A knot \(K\) in the 3-sphere is slice if there exists a locally flat topological embedding of the 2-disk into \(B^4\) whose restriction to the boundary is \(K\). Two knots are concordant if there is a locally flat topological embedding of the annulus into \(S^3 \times [0,1]\). The set of concordance classes form an abelian group under the operation of connected sum of knots \(\mathcal C\), whose identity element is the class of slice knots. In the article under review a geometrically defined filtration of the concordance group \(\mathcal C\) is exhibited, indexed by the half integers \[ \dots \subset {\mathcal F}_{n.5} \subset {\mathcal F}_n \subset \dots \subset {\mathcal F}_{0.5} \subset {\mathcal F}_0 \subset {\mathcal C}. \]

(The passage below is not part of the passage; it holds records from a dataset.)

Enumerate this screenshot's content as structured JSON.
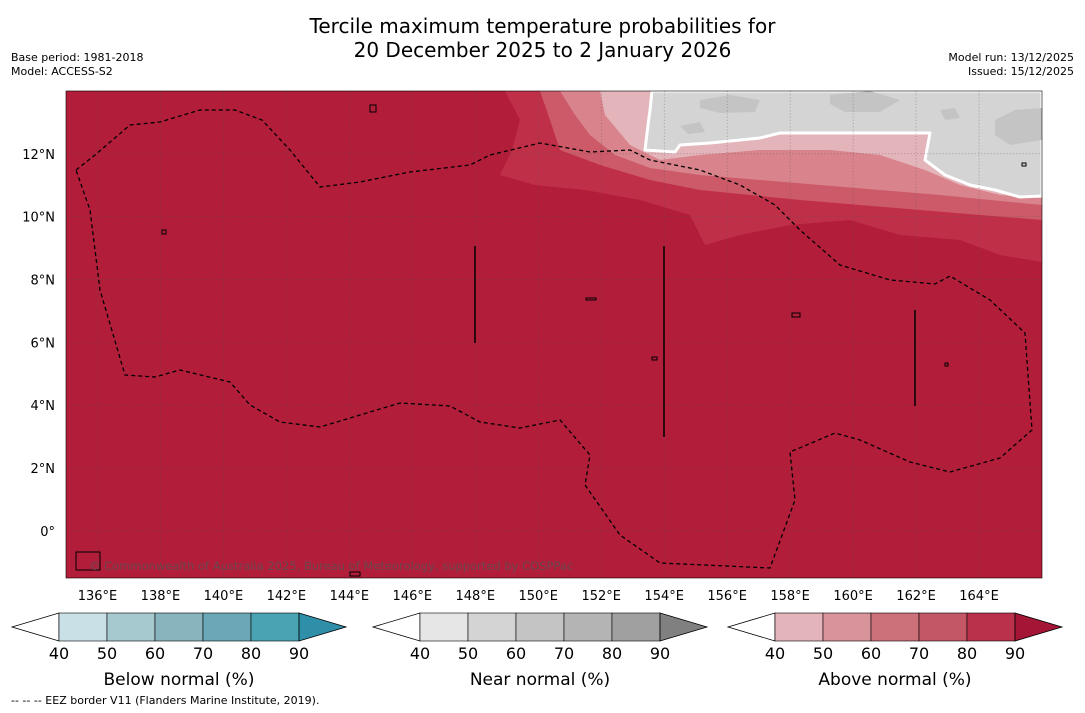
{
  "title": {
    "line1": "Tercile maximum temperature probabilities for",
    "line2": "20 December 2025 to 2 January 2026"
  },
  "meta_left": {
    "base_period": "Base period: 1981-2018",
    "model": "Model: ACCESS-S2"
  },
  "meta_right": {
    "model_run": "Model run: 13/12/2025",
    "issued": "Issued: 15/12/2025"
  },
  "map": {
    "lon_range": [
      135,
      166
    ],
    "lat_range": [
      -1.5,
      14
    ],
    "x_ticks": [
      "136°E",
      "138°E",
      "140°E",
      "142°E",
      "144°E",
      "146°E",
      "148°E",
      "150°E",
      "152°E",
      "154°E",
      "156°E",
      "158°E",
      "160°E",
      "162°E",
      "164°E"
    ],
    "y_ticks": [
      "12°N",
      "10°N",
      "8°N",
      "6°N",
      "4°N",
      "2°N",
      "0°"
    ],
    "credit": "© Commonwealth of Australia 2025, Bureau of Meteorology, supported by COSPPac",
    "colors": {
      "above_90": "#b21d3a",
      "above_80": "#c02f48",
      "above_70": "#cc5a68",
      "above_60": "#d9838c",
      "above_50": "#e3b4b9",
      "near_50": "#d4d4d4",
      "near_60": "#c4c4c4",
      "eez": "#000000",
      "grid": "#555555"
    }
  },
  "colorbars": [
    {
      "label": "Below normal (%)",
      "ticks": [
        "40",
        "50",
        "60",
        "70",
        "80",
        "90"
      ],
      "colors": [
        "#ffffff",
        "#c8e0e6",
        "#a6c8cf",
        "#88b4be",
        "#6aa8b8",
        "#4aa3b3",
        "#2f8fa8"
      ]
    },
    {
      "label": "Near normal (%)",
      "ticks": [
        "40",
        "50",
        "60",
        "70",
        "80",
        "90"
      ],
      "colors": [
        "#ffffff",
        "#e6e6e6",
        "#d4d4d4",
        "#c4c4c4",
        "#b4b4b4",
        "#a0a0a0",
        "#808080"
      ]
    },
    {
      "label": "Above normal (%)",
      "ticks": [
        "40",
        "50",
        "60",
        "70",
        "80",
        "90"
      ],
      "colors": [
        "#ffffff",
        "#e3b4b9",
        "#d9939b",
        "#cc7079",
        "#c35766",
        "#b9314a",
        "#a51535"
      ]
    }
  ],
  "footer": "--  --  -- EEZ border V11 (Flanders Marine Institute, 2019)."
}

The following facts are established about the groups \({\mathcal F}_h\), \(h\in 1/2 {\mathbb{N}}_0\): (i) A knot is in \({\mathcal F}_0\) if and only if it has a vanishing Arf invariant. (ii) A knot is in \({\mathcal F}_{0.5}\) if and only if it is algebraically slice. (iii) If a knot is in \({\mathcal F}_{1.5}\) then all previously known concordance invariants (such as the Casson-Gordon invariants) vanish. (iv) The quotient group \({\mathcal F}_2/{\mathcal F}_{2.5}\) has infinite rank.
Moreover the authors conjecture that for any \(n\), \({\mathcal F}_n/{\mathcal F}_{n.5}\) has infinite rank. Finally, the authors exhibit a class of infinitely many knots in \({\mathcal F}_2\) that have vanishing Casson-Gordon invariants but are not topologically slice.